Pourriez-vous vivre de cette seule boutique ?

Je ne voulais pas quitter le football à tout prix mais il n’est pas facile de trouver une activité qu’on aime autant. J’ai été entraîneur pendant un an des Espoirs du Club. Cette saison a été intéressante mais elle n’a pas été géniale non plus. En revanche, le poste de commentateur est chouette sur Belgacom TV flamand et je ne le laisserai jamais tomber. C’est pour cela que j’ai cherché une activité accessoire. On ne peut à la fois être commentateur et travailler dans un club, selon moi. Je me sentais freiné et cela pose problèmes à tous ceux qui sont attachés à un club. La boutique est venue à point nommé. J’ai dû tout apprendre mais il n’est pas nécessaire d’être ingénieur pour vendre des vêtements.

Vous vouliez quand même être entraîneur en chef, un jour ?

Non, pas du tout. J’ai délibérément choisi de ne pas l’être. C’était déjà clair quand j’ai commencé à entraîner les Espoirs. On peut être le meilleur des entraîneurs, travailler beaucoup, dispenser les meilleures séances, si on a le malheur de perdre trois fois de suite, on est viré. C’est un poste inhumain, dépourvu de justice. Je ne voulais plus passer en jugement semaine après semaine, après toutes ces années. Si j’ai un mauvais jour dans ma boutique, ce n’est pas dans les journaux le lendemain. La vie d’un entraîneur est pire que celle d’un joueur : un coach est impuissant quand ses footballeurs sont mauvais sur le terrain.

Vous avez quand même entraîné les Espoirs. Pourquoi ?

Parce qu’arrêter de jouer n’est pas si facile que ça ! Que faire ? C’était la transition idéale, même si j’aurais dû avoir le cran d’attendre et de réfléchir un peu. J’ai même demandé ce poste mais j’ai vite remarqué que ce n’était pas mon truc. Les autres entraîneurs étaient collés à leur ordinateur du matin au soir. Je ne voulais pas devenir comme eux. Le ballon heurte le poteau ou rentre dans le but. C’est ça, le football. Le hasard joue un rôle important. On ne peut tout expliquer avec un ordinateur.

Fou d’Emilio Ferrera

Vous appréciez Emilio Ferrera.

En effet. Ses séances étaient très novatrices. Il était très enthousiaste. Chaque action était sous-tendue par un objectif soigneusement pensé. C’est un excellent entraîneur de terrain.

Mais aussi un maniaque du contrôle, attentif aux détails et à l’aspect scientifique du sport.

Cette image n’est pas tout à fait exacte.
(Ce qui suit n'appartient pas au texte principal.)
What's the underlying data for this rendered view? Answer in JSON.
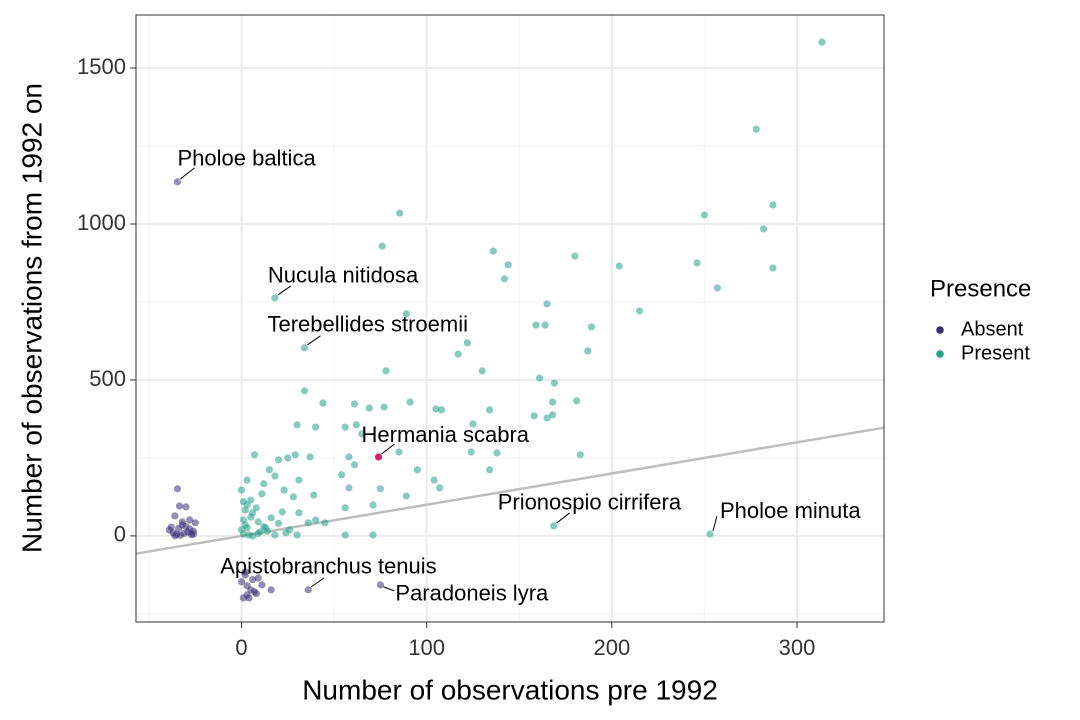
{
  "chart_data": {
    "type": "scatter",
    "xlabel": "Number of observations pre 1992",
    "ylabel": "Number of observations from 1992 on",
    "xlim": [
      -57,
      347
    ],
    "ylim": [
      -276,
      1670
    ],
    "xticks": [
      0,
      100,
      200,
      300
    ],
    "yticks": [
      0,
      500,
      1000,
      1500
    ],
    "x_minor_grid": [
      -50,
      50,
      150,
      250
    ],
    "y_minor_grid": [
      -250,
      250,
      750,
      1250
    ],
    "grid": true,
    "legend_title": "Presence",
    "legend_position": "right",
    "series": [
      {
        "name": "Absent",
        "color": "#3b2d74",
        "x": [
          -34.6,
          -33.5,
          -30,
          -36,
          -28,
          -32,
          -25,
          -39,
          -37,
          -35,
          -33,
          -31,
          -29,
          -27,
          -26,
          -38,
          -34,
          -30,
          -28,
          -36,
          -32,
          -26,
          2,
          5,
          3,
          9,
          11,
          16,
          0,
          7,
          1,
          4,
          2,
          6,
          3,
          8
        ],
        "y": [
          151,
          96,
          93,
          64,
          51,
          45,
          42,
          19,
          10,
          5,
          2,
          8,
          12,
          4,
          15,
          28,
          24,
          30,
          22,
          0,
          35,
          6,
          -125,
          -173,
          -189,
          -135,
          -157,
          -173,
          -147,
          -179,
          -199,
          -199,
          -115,
          -140,
          -160,
          -185
        ]
      },
      {
        "name": "Present",
        "color": "#22a088",
        "x": [
          313.5,
          278,
          85.4,
          76,
          250,
          287,
          282,
          136,
          144,
          142,
          180,
          204,
          246,
          257,
          287,
          215,
          165,
          164,
          159,
          189,
          89,
          122,
          117,
          130,
          187,
          161,
          169,
          78,
          34,
          44,
          61,
          91,
          30,
          40,
          69,
          77,
          105,
          108,
          134,
          181,
          168,
          168,
          158,
          165,
          125,
          62,
          65,
          56,
          138,
          124,
          183,
          85,
          58,
          134,
          95,
          61,
          54,
          104,
          107,
          89,
          75,
          58,
          71,
          56,
          31,
          39,
          28,
          23,
          18,
          20,
          25,
          29,
          37,
          15,
          12,
          7,
          11,
          5,
          3,
          0,
          31,
          45,
          40,
          36,
          22,
          16,
          9,
          3,
          1,
          4,
          10,
          13,
          18,
          24,
          30,
          1,
          2,
          6,
          56,
          71,
          0,
          2,
          5,
          8,
          12,
          14,
          6,
          3,
          1,
          9,
          20,
          26
        ],
        "y": [
          1583,
          1304,
          1035,
          929,
          1029,
          1061,
          984,
          913,
          869,
          824,
          897,
          865,
          875,
          795,
          859,
          721,
          744,
          676,
          676,
          670,
          712,
          619,
          583,
          529,
          593,
          506,
          490,
          529,
          465,
          426,
          423,
          429,
          356,
          349,
          410,
          413,
          407,
          404,
          404,
          433,
          429,
          388,
          385,
          378,
          359,
          356,
          327,
          349,
          266,
          269,
          260,
          269,
          253,
          212,
          212,
          228,
          196,
          179,
          154,
          128,
          151,
          154,
          99,
          90,
          179,
          131,
          125,
          147,
          192,
          244,
          250,
          260,
          253,
          212,
          167,
          260,
          135,
          115,
          179,
          147,
          74,
          42,
          51,
          42,
          77,
          58,
          45,
          26,
          6,
          3,
          13,
          26,
          3,
          10,
          3,
          51,
          83,
          74,
          3,
          3,
          20,
          35,
          60,
          90,
          30,
          15,
          0,
          100,
          110,
          8,
          40,
          20
        ]
      }
    ],
    "annotations": [
      {
        "text": "Pholoe baltica",
        "x": -34.6,
        "y": 1135,
        "color": "#3b2d74"
      },
      {
        "text": "Nucula nitidosa",
        "x": 18,
        "y": 763,
        "color": "#22a088"
      },
      {
        "text": "Terebellides stroemii",
        "x": 34,
        "y": 603,
        "color": "#22a088"
      },
      {
        "text": "Hermania scabra",
        "x": 74,
        "y": 253,
        "color": "#d6246e"
      },
      {
        "text": "Prionospio cirrifera",
        "x": 168.6,
        "y": 32,
        "color": "#22a088"
      },
      {
        "text": "Pholoe minuta",
        "x": 253,
        "y": 6,
        "color": "#22a088"
      },
      {
        "text": "Apistobranchus tenuis",
        "x": 36,
        "y": -173,
        "color": "#3b2d74"
      },
      {
        "text": "Paradoneis lyra",
        "x": 75,
        "y": -157,
        "color": "#3b2d74"
      }
    ],
    "reference_line": {
      "x": [
        -57,
        347
      ],
      "y": [
        -57,
        347
      ],
      "color": "#bdbdbd"
    }
  }
}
Il s’intéresse à ces aspects mais quand on parle football avec lui, c’est du jeu. Surtout de la défense. Beaucoup de mes entraîneurs se bornaient à dire que nous jouions à quatre en défense mais c’est Emilio qui m’a appris comment ces quatre hommes devaient fonctionner de concert. Trond Sollied simplifiait la défense et structurait très fort l’attaque. Ferrera tenait le raisonnement inverse : nous allions défendre de manière pré-établie alors que l’attaque était une question d’intuition. Il m’a appris que défendre pouvait être esthétique, ce qui ne m’avait jamais interpellé, en ma qualité d’avant. Voir une défense en ligne est très beau. J’ai énormément travaillé cet aspect avec mes Espoirs.

Ceux qui vous connaissent affirment que le football perd un excellent entraîneur.

Je ne sais pas. Il faut être extrêmement ambitieux pour vouloir être le meilleur dans un secteur. Je n’avais pas ce désir. Mieux valait donc ne pas commencer.

Glen De Boeck est donc différent ?

En le voyant et en l’entendant, je comprends ce qui me manque. Cette passion, cette envie… Beaucoup de proches, Franky Van der Elst, Willy Wellens, Emilio…, ont souffert, sans oublier cette année avec Jan Ceulemans. Et René Verheyen… Voir un entraîneur qui vient d’être limogé quitter le vestiaire n’est pas marrant. Il faut le vivre pour comprendre à quel point cela touche un homme. Regardez ce que Vercauteren a essuyé ! Je ne veux pas vivre ça. Un entraîneur doit en fait être à la bonne place au bon moment.

Sans amis

N’était-ce pas précisément votre problème ? Au Club, les joueurs n’avaient jamais accepté que vous étiez opposé à la seule règle édictée par Sollied, à savoir qu’il n’y a pas de règles en dehors du terrain.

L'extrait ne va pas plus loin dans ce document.